OK, but you don't want a sandwich for every meal, do you? The classroom sandwich is probably the most common blend - that's a face-to-face event in the middle, with some self-study e-learning before and after. OK sometimes perhaps, but not very imaginative, is it? It's also rather depressing that the online components are represented by the bread on the outside, whereas the interesting stuff is reserved for the classroom.
No, a blended solution is more like a balanced meal:
And just as there are many thousands of recipes to cater for different occasions, the different tastes of the various guests, the availability of ingredients, your budget and the time you have available to get it all prepared, so a blended learning solution must be devised to cater for different learning requirements, the characteristics of the particular learners, and all sorts of practical resource constraints.
And, just as shopping for groceries was a relatively simple affair fifty years ago, when there were fewer ingredients on offer, but is so much more of a struggle now when as a shopper you are bombarded with thousands of possibilities, so the selection of learning media has been made so much more complex with the arrival of dozens of online opportunities. An abundance of choice makes it so much harder now for l&d professionals to design learning interventions, which is perhaps why they so often keep it simple by sticking to familiar options - easier in the short term, perhaps, but undoubtedly missing a whole load of tricks.
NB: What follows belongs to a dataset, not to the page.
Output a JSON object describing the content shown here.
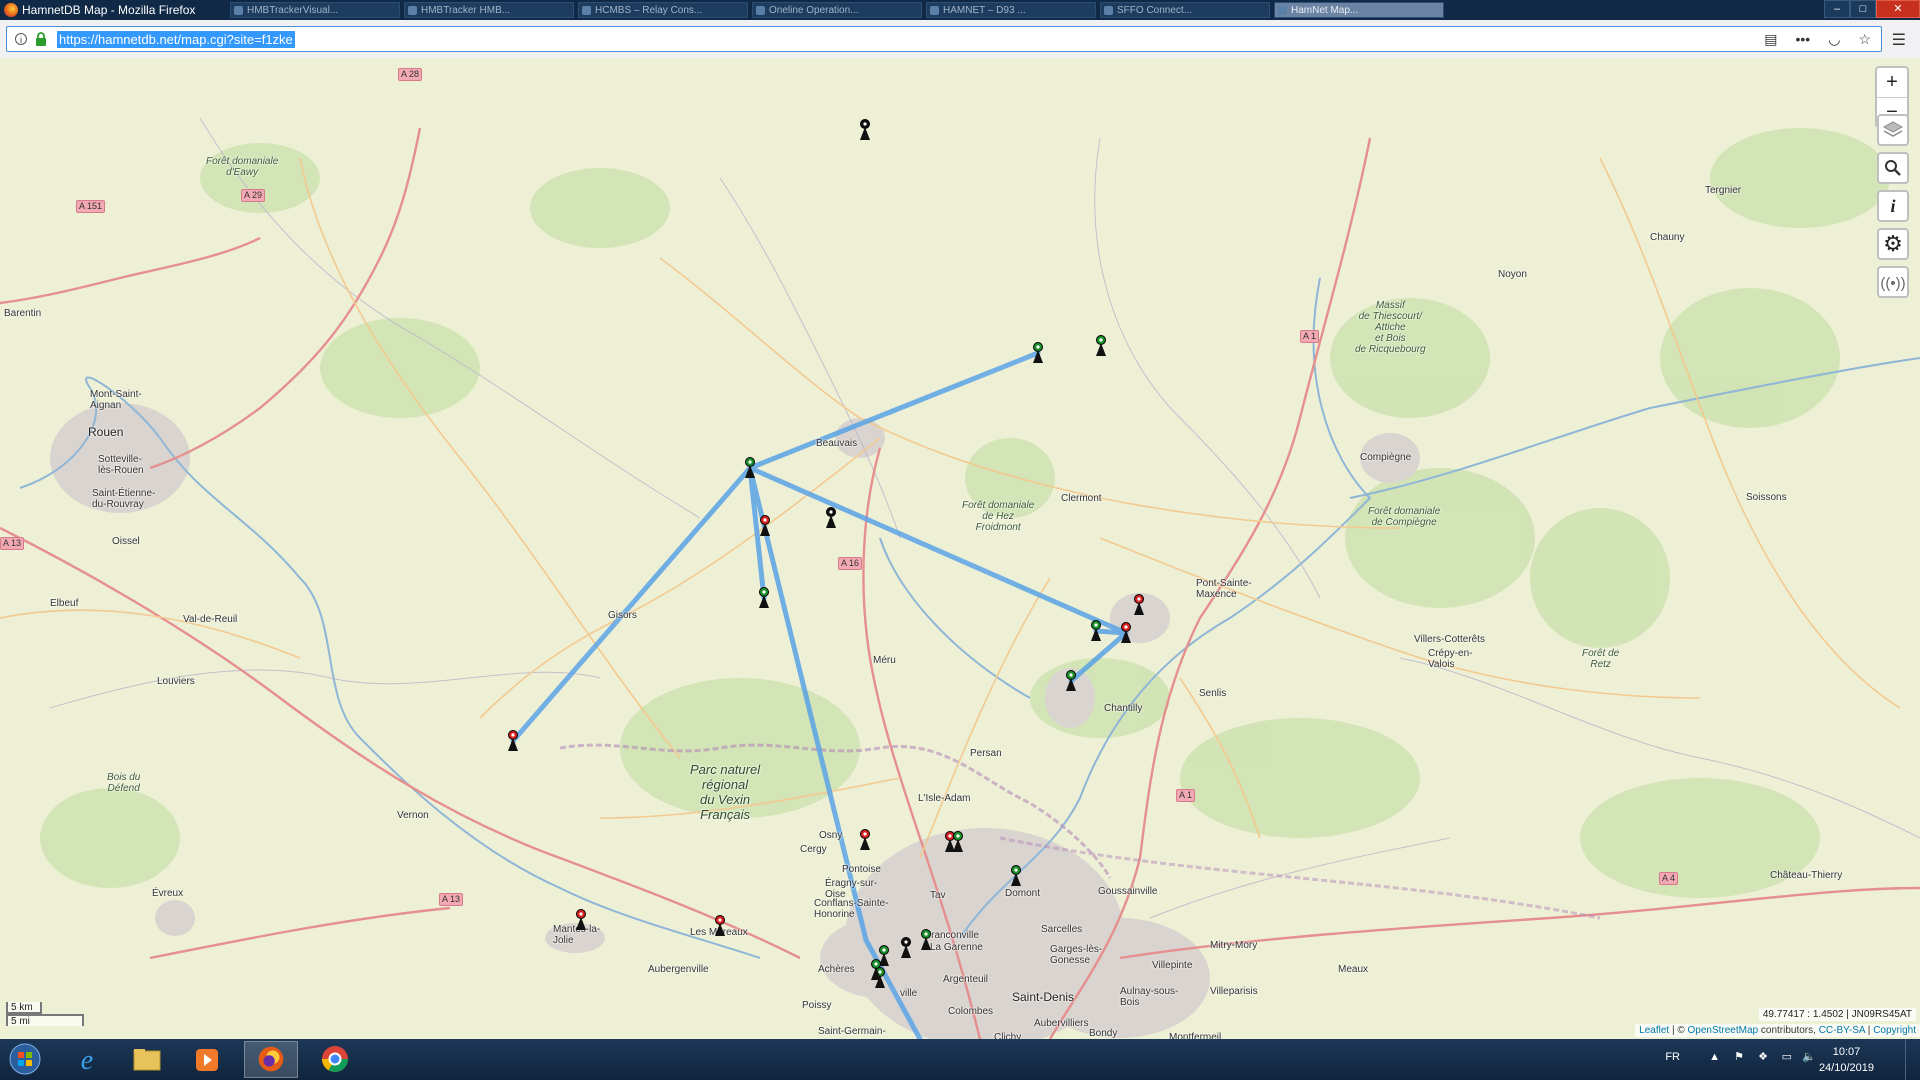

So what can we do to encourage more imaginative and appetising blended solutions? My suggestion is for organisations to make more of an effort to share recipes. Nothing beats a good example, one that you can copy and adapt to your own situation. So share your successful recipes and do your bit to avoid unhealthy consumption in the world of education and training.
Labels: blended learning






1 Comments:
I'm thinking we should consider using the blended metaphor in the way it was intended. Put in a little learning about this, some learning about that, and add a dash of learning on some other stuff.
Then turn the switch, and blend it all up. Pour into a learner, add a garnish (orange or lime) and one of those little umbrellas.
I'm not sure that I ever really understood what blended learning was supposed to be. In most of the cases I've seen, it's a euphemism for "we can't pay for Instructor Led Training so you'll have to do some of it on your own."
But then, I don't have an MBA -- just and M.Ed.